Fun Radio a-t-elle truqué ses audiences ?

Rania Hoballah
Publié le 16 juin 2016 à 11h55
Fun Radio a-t-elle truqué ses audiences ?

SCANDALE – C'est une affaire qui agite le petit monde des ondes. Plusieurs groupes privés de radio se sont unis pour dénoncer les pratiques scandaleuses de Fun Radio, accusée de fraude à la mesure d'audience. Depuis quelque temps en effet, l'animateur Bruno Guillon demande à ses auditeurs de déclarer qu'ils écoutent Fun Radio, faussant ainsi les résultats de Médiamétrie. Explications.

Le monde de la radio est en ébullition. Depuis ce mercredi, plusieurs groupes médias privés ont décidé de partir en guerre contre Fun Radio, qu'ils accusent de gonfler de façon déloyale les audiences.
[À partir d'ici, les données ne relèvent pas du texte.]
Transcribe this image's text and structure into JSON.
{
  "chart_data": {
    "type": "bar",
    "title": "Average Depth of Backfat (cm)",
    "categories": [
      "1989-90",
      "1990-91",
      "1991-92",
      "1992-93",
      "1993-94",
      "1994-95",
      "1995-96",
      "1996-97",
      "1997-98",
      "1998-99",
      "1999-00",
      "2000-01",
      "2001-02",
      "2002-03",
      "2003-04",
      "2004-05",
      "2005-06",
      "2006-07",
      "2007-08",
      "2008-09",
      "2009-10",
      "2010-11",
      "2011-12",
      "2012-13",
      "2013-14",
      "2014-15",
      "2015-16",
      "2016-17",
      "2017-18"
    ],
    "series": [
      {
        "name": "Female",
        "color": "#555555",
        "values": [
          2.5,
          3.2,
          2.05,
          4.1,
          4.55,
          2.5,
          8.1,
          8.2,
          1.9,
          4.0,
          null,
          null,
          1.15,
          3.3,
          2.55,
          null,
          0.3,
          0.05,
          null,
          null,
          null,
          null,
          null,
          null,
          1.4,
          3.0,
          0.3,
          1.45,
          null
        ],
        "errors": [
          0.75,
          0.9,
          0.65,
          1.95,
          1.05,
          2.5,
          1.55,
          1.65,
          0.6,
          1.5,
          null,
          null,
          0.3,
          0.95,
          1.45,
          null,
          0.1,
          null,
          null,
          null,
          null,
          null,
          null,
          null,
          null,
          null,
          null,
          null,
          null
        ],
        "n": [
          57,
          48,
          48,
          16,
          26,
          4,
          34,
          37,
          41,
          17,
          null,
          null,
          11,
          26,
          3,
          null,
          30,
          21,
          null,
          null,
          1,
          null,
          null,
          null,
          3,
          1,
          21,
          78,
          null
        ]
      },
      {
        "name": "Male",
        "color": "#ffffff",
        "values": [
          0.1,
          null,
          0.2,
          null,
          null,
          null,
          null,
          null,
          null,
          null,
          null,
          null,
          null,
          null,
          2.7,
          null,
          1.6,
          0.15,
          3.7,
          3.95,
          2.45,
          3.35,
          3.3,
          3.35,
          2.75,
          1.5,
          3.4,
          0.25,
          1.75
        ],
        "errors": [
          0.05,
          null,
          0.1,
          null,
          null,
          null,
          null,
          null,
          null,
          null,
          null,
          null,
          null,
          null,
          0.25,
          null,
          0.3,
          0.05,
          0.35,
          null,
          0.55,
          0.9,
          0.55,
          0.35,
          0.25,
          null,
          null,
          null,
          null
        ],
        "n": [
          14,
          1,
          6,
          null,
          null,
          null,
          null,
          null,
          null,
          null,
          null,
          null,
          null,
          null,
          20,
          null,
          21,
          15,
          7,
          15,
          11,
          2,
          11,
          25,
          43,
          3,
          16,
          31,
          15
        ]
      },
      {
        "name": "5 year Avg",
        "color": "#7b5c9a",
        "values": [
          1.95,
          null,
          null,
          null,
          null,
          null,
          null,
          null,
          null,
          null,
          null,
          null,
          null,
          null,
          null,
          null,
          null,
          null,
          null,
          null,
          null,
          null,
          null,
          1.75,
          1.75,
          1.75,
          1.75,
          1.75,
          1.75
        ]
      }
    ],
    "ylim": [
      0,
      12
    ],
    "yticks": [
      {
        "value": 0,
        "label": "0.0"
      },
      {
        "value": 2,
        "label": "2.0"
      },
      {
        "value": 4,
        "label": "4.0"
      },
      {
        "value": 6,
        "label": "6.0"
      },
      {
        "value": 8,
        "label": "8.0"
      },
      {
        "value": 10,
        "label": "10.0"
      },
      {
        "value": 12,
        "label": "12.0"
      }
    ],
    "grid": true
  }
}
Ils sont très en colère contre l'animateur de la matinale de la station, Bruno Guillon, qui demande depuis septembre dernier à ses auditeurs de déclarer qu'ils écoutent Fun Radio, même si ce n'est pas vrai.

Contrairement à la télévision où les audiences sont mesurées automatiquement, pour celles de la radio, Mediametrie réalise des sondages auprès d'échantillons représentatifs d'auditeurs qu'elle joint par téléphone. Ces derniers sont amenés à détailler leurs habitudes d'écoute. "Faites-le pour nous ! Vous pouvez écouter NRJ, mais si on vous demande dites que vous écoutez Fun Radio", aurait demandé Bruno Guillon à ses auditeurs, d'après le site Jean-Marc Morandini.

"On n’a jamais connu un scandale de la sorte"

Lagardère Group, Next Radio, Skyrock et les Indés Radios se sont ainsi unies pour demander à Fun Radio – qui appartient au groupe RTL – de cesser ces pratiques. Ils demandent également à Mediamétrie d'arrêter la vague de mesure des audiences concernant les mois d'avril à juin et qui serait, d'après eux, faussée. "On n’a jamais connu un scandale de la sorte", a déclaré Alain Weill, le patron de RMC, sur Europe 1 ce jeudi matin . "C’est inacceptable car on trompe les auditeurs, mais aussi les annonceurs. Pour le secteur, c’est très grave. C’est une fraude organisée, c’est pour cela qu’on a réagi très sévèrement."

Même son de cloche du côté de Jean-Paul Baudecroux lui aussi invité sur Europe 1. "C’est une affaire gravissime ! Je peux même dire que c’est le plus grand scandale de l’histoire de la radio", a-t-il lancé. "C’est une campagne organisée, écrite comme une vraie campagne publicitaire. Les résultats de Fun sont donc faux depuis plusieurs mois. On demande que les audiences de Fun Radio, qui sont fausses, ne soient pas publiées", a-t-il conclu en précisant qu'il va rencontrer prochainement Médiamétrie.

"C'est une manœuvre grossière pour dénigrer la marque Fun Radio"

Du côté de Fun Radio, même si la "maladresse" est reconnue, on tente de minimiser. "C'est une manœuvre grossière pour dénigrer la marque Fun Radio et l'ensemble de la mesure d'audience. Comme par hasard, cette plainte surgit alors que les prochains sondages s'annoncent mauvais pour nos concurrents", estime Tristan Jurgensen, directeur de la station interrogé par Le Parisien . D'après lui, il ne s'agit que de six ou sept séquences entre septembre et décembre uniquement. 

Quant à Médiamétrie, également interrogé par le quotidien, l'organisme explique qu'il va "mener une analyse approfondie pour voir si les pratiques à l'antenne ont eu un impact sur les résultats de Fun Radio". La guerre entre les radios ne fait que commencer.